Production Of VHH In BL21(DE3) And X-press
The cultivation conditions that resulted in the highest productivity in each strain (T = 30 °C, qS,0 = 0.25 g/g/h) were repeated with a second model protein, a VHH single domain antibody, and fermentations were assessed after 14 h induction time. The results are summarized in Table 1. The biomass growth in both strains was less affected compared to the corresponding SpA cultivations. In the X-press strain, the biomass yield reduction was close to the “basal” growth repression by Gp2 induction. In BL21(DE3), biomass yield was reduced by less than 0.1 C-mol/C-mol. This was likely due to the much lower amount of produced recombinant product compared to SpA and, as a result, a lower metabolic load [34, 35]. Total productivity of soluble VHH was greatly enhanced in the X-press strain compared to the reference strain. Although inclusion body formation was detected in both strains (Additional file 1), the induced growth repression and enhanced secretion ability of the X-press strain seemed to have a beneficial effect on solubility of VHH, which is more difficult to fold due to its disulfide bridges [8, 38]. Also the amount of secreted protein was greatly improved in the X-press strain and was comparable to the SpA cultivations, although lysis was negligible during VHH production. Overall, the cultivations with the second model protein confirmed that the selected settings of process parameters (T = 30 °C, qS,0 = 0.25 g/g/h) lead to efficient product secretion in the X-press strain, while product location in BL21(DE3) is unefficiently partitioned both inside and outside the cell. The issue of insoluble product aggregation might be addressed in further development, for instance by inducer titration or similar approaches to fine tune expression levels and thus further enhance soluble productivity.
Table 1
Summary of the cultivations for the production of VHH.

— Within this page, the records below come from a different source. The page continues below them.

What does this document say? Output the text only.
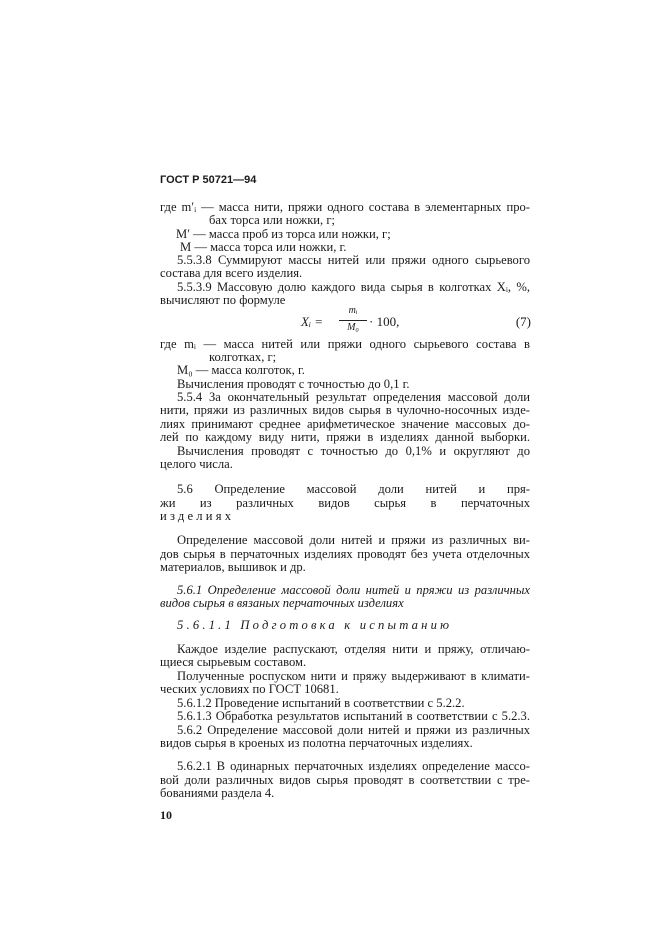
ГОСТ Р 50721—94
где m′ᵢ — масса нити, пряжи одного состава в элементарных про-
бах торса или ножки, г;
M′ — масса проб из торса или ножки, г;
M — масса торса или ножки, г.
5.5.3.8 Суммируют массы нитей или пряжи одного сырьевого
состава для всего изделия.
5.5.3.9 Массовую долю каждого вида сырья в колготках Xᵢ, %,
вычисляют по формуле
Xᵢ =
mᵢ
M₀ · 100,	(7)
где mᵢ — масса нитей или пряжи одного сырьевого состава в
колготках, г;
M₀ — масса колготок, г.
Вычисления проводят с точностью до 0,1 г.
5.5.4 За окончательный результат определения массовой доли
нити, пряжи из различных видов сырья в чулочно-носочных изде-
лиях принимают среднее арифметическое значение массовых до-
лей по каждому виду нити, пряжи в изделиях данной выборки.
Вычисления проводят с точностью до 0,1% и округляют до
целого числа.
5.6 Определение массовой доли нитей и пря-
жи из различных видов сырья в перчаточных
изделиях
Определение массовой доли нитей и пряжи из различных ви-
дов сырья в перчаточных изделиях проводят без учета отделочных
материалов, вышивок и др.
5.6.1 Определение массовой доли нитей и пряжи из различных
видов сырья в вязаных перчаточных изделиях
5.6.1.1 Подготовка к испытанию
Каждое изделие распускают, отделяя нити и пряжу, отличаю-
щиеся сырьевым составом.
Полученные роспуском нити и пряжу выдерживают в климати-
ческих условиях по ГОСТ 10681.
5.6.1.2 Проведение испытаний в соответствии с 5.2.2.
5.6.1.3 Обработка результатов испытаний в соответствии с 5.2.3.
5.6.2 Определение массовой доли нитей и пряжи из различных
видов сырья в кроеных из полотна перчаточных изделиях.
5.6.2.1 В одинарных перчаточных изделиях определение массо-
вой доли различных видов сырья проводят в соответствии с тре-
бованиями раздела 4.
10
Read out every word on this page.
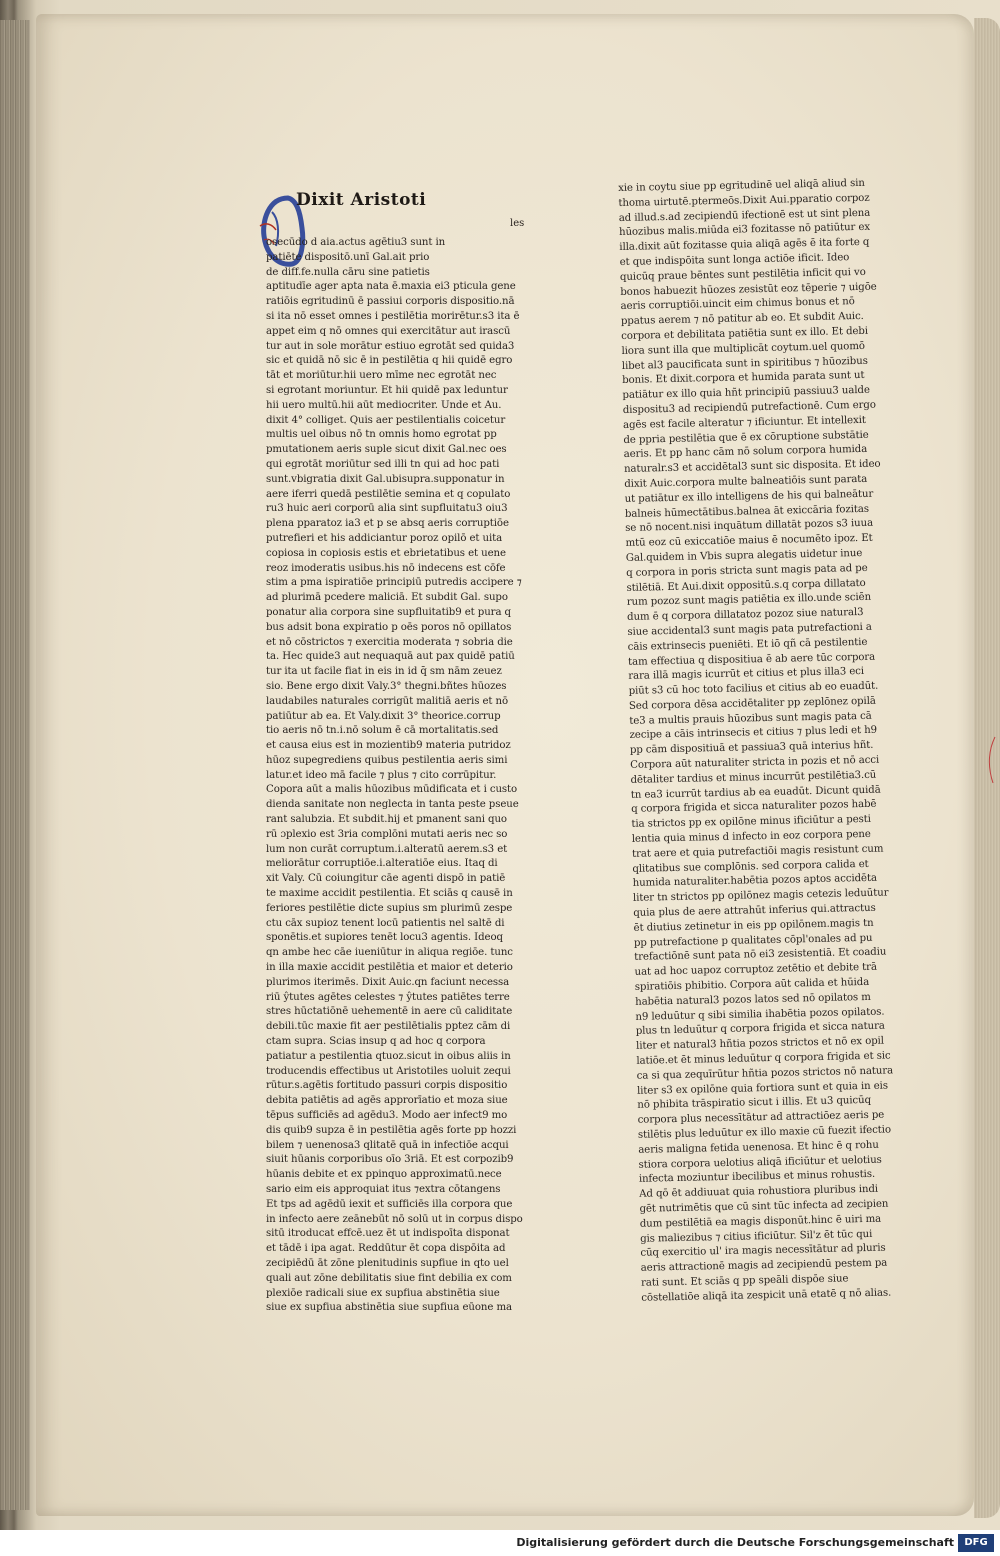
Dixit Aristoti
les
osecūdo d aia.actus agētiu3 sunt in
patiēte dispositō.unī Gal.ait prio
de diff.fe.nulla cāru sine patietis
aptitudīe ager apta nata ē.maxia ei3 pticula gene
ratiōis egritudinū ē passiui corporis dispositio.nā
si ita nō esset omnes i pestilētia morirētur.s3 ita ē
appet eim q nō omnes qui exercitātur aut irascū
tur aut in sole morātur estiuo egrotāt sed quida3
sic et quidā nō sic ē in pestilētia q hii quidē egro
tāt et moriūtur.hii uero mīme nec egrotāt nec
si egrotant moriuntur. Et hii quidē pax leduntur
hii uero multū.hii aūt mediocriter. Unde et Au.
dixit 4° colliget. Quis aer pestilentialis coicetur
multis uel oibus nō tn omnis homo egrotat pp
pmutationem aeris suple sicut dixit Gal.nec oes
qui egrotāt moriūtur sed illi tn qui ad hoc pati
sunt.vbigratia dixit Gal.ubisupra.supponatur in
aere iferri quedā pestilētie semina et q copulato
ru3 huic aeri corporū alia sint supfluitatu3 oiu3
plena pparatoz ia3 et p se absq aeris corruptiōe
putrefieri et his addiciantur poroz opilō et uita
copiosa in copiosis estis et ebrietatibus et uene
reoz imoderatis usibus.his nō indecens est cōfe
stim a pma ispiratiōe principiū putredis accipere ⁊
ad plurimā pcedere maliciā. Et subdit Gal. supo
ponatur alia corpora sine supfluitatib9 et pura q
bus adsit bona expiratio p oēs poros nō opillatos
et nō cōstrictos ⁊ exercitia moderata ⁊ sobria die
ta. Hec quide3 aut nequaquā aut pax quidē patiū
tur ita ut facile fiat in eis in id q̄ sm nām zeuez
sio. Bene ergo dixit Valy.3° thegni.bñtes hūozes
laudabiles naturales corrigūt malitiā aeris et nō
patiūtur ab ea. Et Valy.dixit 3° theorice.corrup
tio aeris nō tn.i.nō solum ē cā mortalitatis.sed
et causa eius est in mozientib9 materia putridoz
hūoz supegrediens quibus pestilentia aeris simi
latur.et ideo mā facile ⁊ plus ⁊ cito corrūpitur.
Copora aūt a malis hūozibus mūdificata et i custo
dienda sanitate non neglecta in tanta peste pseue
rant salubzia. Et subdit.hij et pmanent sani quo
rū ɔplexio est 3ria complōni mutati aeris nec so
lum non curāt corruptum.i.alteratū aerem.s3 et
meliorātur corruptiōe.i.alteratiōe eius. Itaq di
xit Valy. Cū coiungitur cāe agenti dispō in patiē
te maxime accidit pestilentia. Et sciās q causē in
feriores pestilētie dicte supius sm plurimū zespe
ctu cāx supioz tenent locū patientis nel saltē di
sponētis.et supiores tenēt locu3 agentis. Ideoq
qn ambe hec cāe iueniūtur in aliqua regiōe. tunc
in illa maxie accidit pestilētia et maior et deterio
plurimos iterimēs. Dixit Auic.qn faciunt necessa
riū ŷtutes agētes celestes ⁊ ŷtutes patiētes terre
stres hūctatiōnē uehementē in aere cū caliditate
debili.tūc maxie fit aer pestilētialis pptez cām di
ctam supra. Scias insup q ad hoc q corpora
patiatur a pestilentia qtuoz.sicut in oibus aliis in
troducendis effectibus ut Aristotiles uoluit zequi
rūtur.s.agētis fortitudo passuri corpis dispositio
debita patiētis ad agēs approrīatio et moza siue
tēpus sufficiēs ad agēdu3. Modo aer infect9 mo
dis quib9 supza ē in pestilētia agēs forte pp hozzi
bilem ⁊ uenenosa3 qlitatē quā in infectiōe acqui
siuit hūanis corporibus oīo 3riā. Et est corpozib9
hūanis debite et ex ppinquo approximatū.nece
sario eim eis approquiat itus ⁊extra cōtangens
Et tps ad agēdū iexit et sufficiēs illa corpora que
in infecto aere zeānebūt nō solū ut in corpus dispo
sitū itroducat effcē.uez ēt ut indispoīta disponat
et tādē i ipa agat. Reddūtur ēt copa dispōita ad
zecipiēdū āt zōne plenitudinis supfiue in qto uel
quali aut zōne debilitatis siue fint debilia ex com
plexiōe radicali siue ex supfiua abstinētia siue
siue ex supfiua abstinētia siue supfiua eūone ma
xie in coytu siue pp egritudinē uel aliqā aliud sin
thoma uirtutē.ptermeōs.Dixit Aui.pparatio corpoz
ad illud.s.ad zecipiendū ifectionē est ut sint plena
hūozibus malis.miūda ei3 fozitasse nō patiūtur ex
illa.dixit aūt fozitasse quia aliqā agēs ē ita forte q
et que indispōita sunt longa actiōe ificit. Ideo
quicūq praue bēntes sunt pestilētia inficit qui vo
bonos habuezit hūozes zesistūt eoz tēperie ⁊ uigōe
aeris corruptiōi.uincit eim chimus bonus et nō
ppatus aerem ⁊ nō patitur ab eo. Et subdit Auic.
corpora et debilitata patiētia sunt ex illo. Et debi
liora sunt illa que multiplicāt coytum.uel quomō
libet al3 paucificata sunt in spiritibus ⁊ hūozibus
bonis. Et dixit.corpora et humida parata sunt ut
patiātur ex illo quia hñt principiū passiuu3 ualde
dispositu3 ad recipiendū putrefactionē. Cum ergo
agēs est facile alteratur ⁊ ificiuntur. Et intellexit
de ppria pestilētia que ē ex cōruptione substātie
aeris. Et pp hanc cām nō solum corpora humida
naturalr.s3 et accidētal3 sunt sic disposita. Et ideo
dixit Auic.corpora multe balneatiōis sunt parata
ut patiātur ex illo intelligens de his qui balneātur
balneis hūmectātibus.balnea āt exiccāria fozitas
se nō nocent.nisi inquātum dillatāt pozos s3 iuua
mtū eoz cū exiccatiōe maius ē nocumēto ipoz. Et
Gal.quidem in Vbis supra alegatis uidetur inue
q corpora in poris stricta sunt magis pata ad pe
stilētiā. Et Aui.dixit oppositū.s.q corpa dillatato
rum pozoz sunt magis patiētia ex illo.unde sciēn
dum ē q corpora dillatatoz pozoz siue natural3
siue accidental3 sunt magis pata putrefactioni a
cāis extrinsecis pueniēti. Et iō qñ cā pestilentie
tam effectiua q dispositiua ē ab aere tūc corpora
rara illā magis icurrūt et citius et plus illa3 eci
piūt s3 cū hoc toto facilius et citius ab eo euadūt.
Sed corpora dēsa accidētaliter pp zeplōnez opilā
te3 a multis prauis hūozibus sunt magis pata cā
zecipe a cāis intrinsecis et citius ⁊ plus ledi et h9
pp cām dispositiuā et passiua3 quā interius hñt.
Corpora aūt naturaliter stricta in pozis et nō acci
dētaliter tardius et minus incurrūt pestilētia3.cū
tn ea3 icurrūt tardius ab ea euadūt. Dicunt quidā
q corpora frigida et sicca naturaliter pozos habē
tia strictos pp ex opilōne minus ificiūtur a pesti
lentia quia minus d infecto in eoz corpora pene
trat aere et quia putrefactiōi magis resistunt cum
qlitatibus sue complōnis. sed corpora calida et
humida naturaliter.habētia pozos aptos accidēta
liter tn strictos pp opilōnez magis cetezis leduūtur
quia plus de aere attrahūt inferius qui.attractus
ēt diutius zetinetur in eis pp opilōnem.magis tn
pp putrefactione p qualitates cōpl'onales ad pu
trefactiōnē sunt pata nō ei3 zesistentiā. Et coadiu
uat ad hoc uapoz corruptoz zetētio et debite trā
spiratiōis phibitio. Corpora aūt calida et hūida
habētia natural3 pozos latos sed nō opilatos m
n9 leduūtur q sibi similia ihabētia pozos opilatos.
plus tn leduūtur q corpora frigida et sicca natura
liter et natural3 hñtia pozos strictos et nō ex opil
latiōe.et ēt minus leduūtur q corpora frigida et sic
ca si qua zequīrūtur hñtia pozos strictos nō natura
liter s3 ex opilōne quia fortiora sunt et quia in eis
nō phibita trāspiratio sicut i illis. Et u3 quicūq
corpora plus necessītātur ad attractiōez aeris pe
stilētis plus leduūtur ex illo maxie cū fuezit ifectio
aeris maligna fetida uenenosa. Et hinc ē q rohu
stiora corpora uelotius aliqā ificiūtur et uelotius
infecta moziuntur ibecilibus et minus rohustis.
Ad qō ēt addiuuat quia rohustiora pluribus indi
gēt nutrimētis que cū sint tūc infecta ad zecipien
dum pestilētiā ea magis disponūt.hinc ē uiri ma
gis maliezibus ⁊ citius ificiūtur. Sil'z ēt tūc qui
cūq exercitio ul' ira magis necessītātur ad pluris
aeris attractionē magis ad zecipiendū pestem pa
rati sunt. Et sciās q pp speāli dispōe siue
cōstellatiōe aliqā ita zespicit unā etatē q nō alias.
Digitalisierung gefördert durch die Deutsche Forschungsgemeinschaft	DFG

Strain | YX/S [C-mol/C-mol] | wPin [mg/g] | wPex [mg/g] | Leakiness [%] | Lysis [%] |
BL21(DE3) | 0.37 ± 0.01 | 7.6 ± 0.6 | 3.9 ± 0.1 | 34 ± 2 | 1 ± 0 |
X-press | 0.22 ± 0.01 | 3.3 ± 0.4 | 19.6 ± 0.5 | 86 ± 2 | 3 ± 0 |
Cause Of Enhanced Leakiness In enGenes X-press
A plethora of leaky mutants have been described in literature before, and the increased secretion across the OM is most often due to mutations in genes related to membrane proteins, lipopolysaccharides or the peptidoglycan layer [3, 18, 19]. These genes were not manipulated during the construction of the enGenes X-press host. Thus, the question is raised, how Gp2 expression can have an impact on membrane properties. Clearly, inhibiting the host RNA-polymerase, a most central enzyme in cell proliferation, can disturb practically any metabolic pathway. So far, the chain of causality between Gp2 expression and increased membrane permeability remains obscure. At the time of preparing this manuscript, the effects of Gp2 at the transcriptome level were being investigated.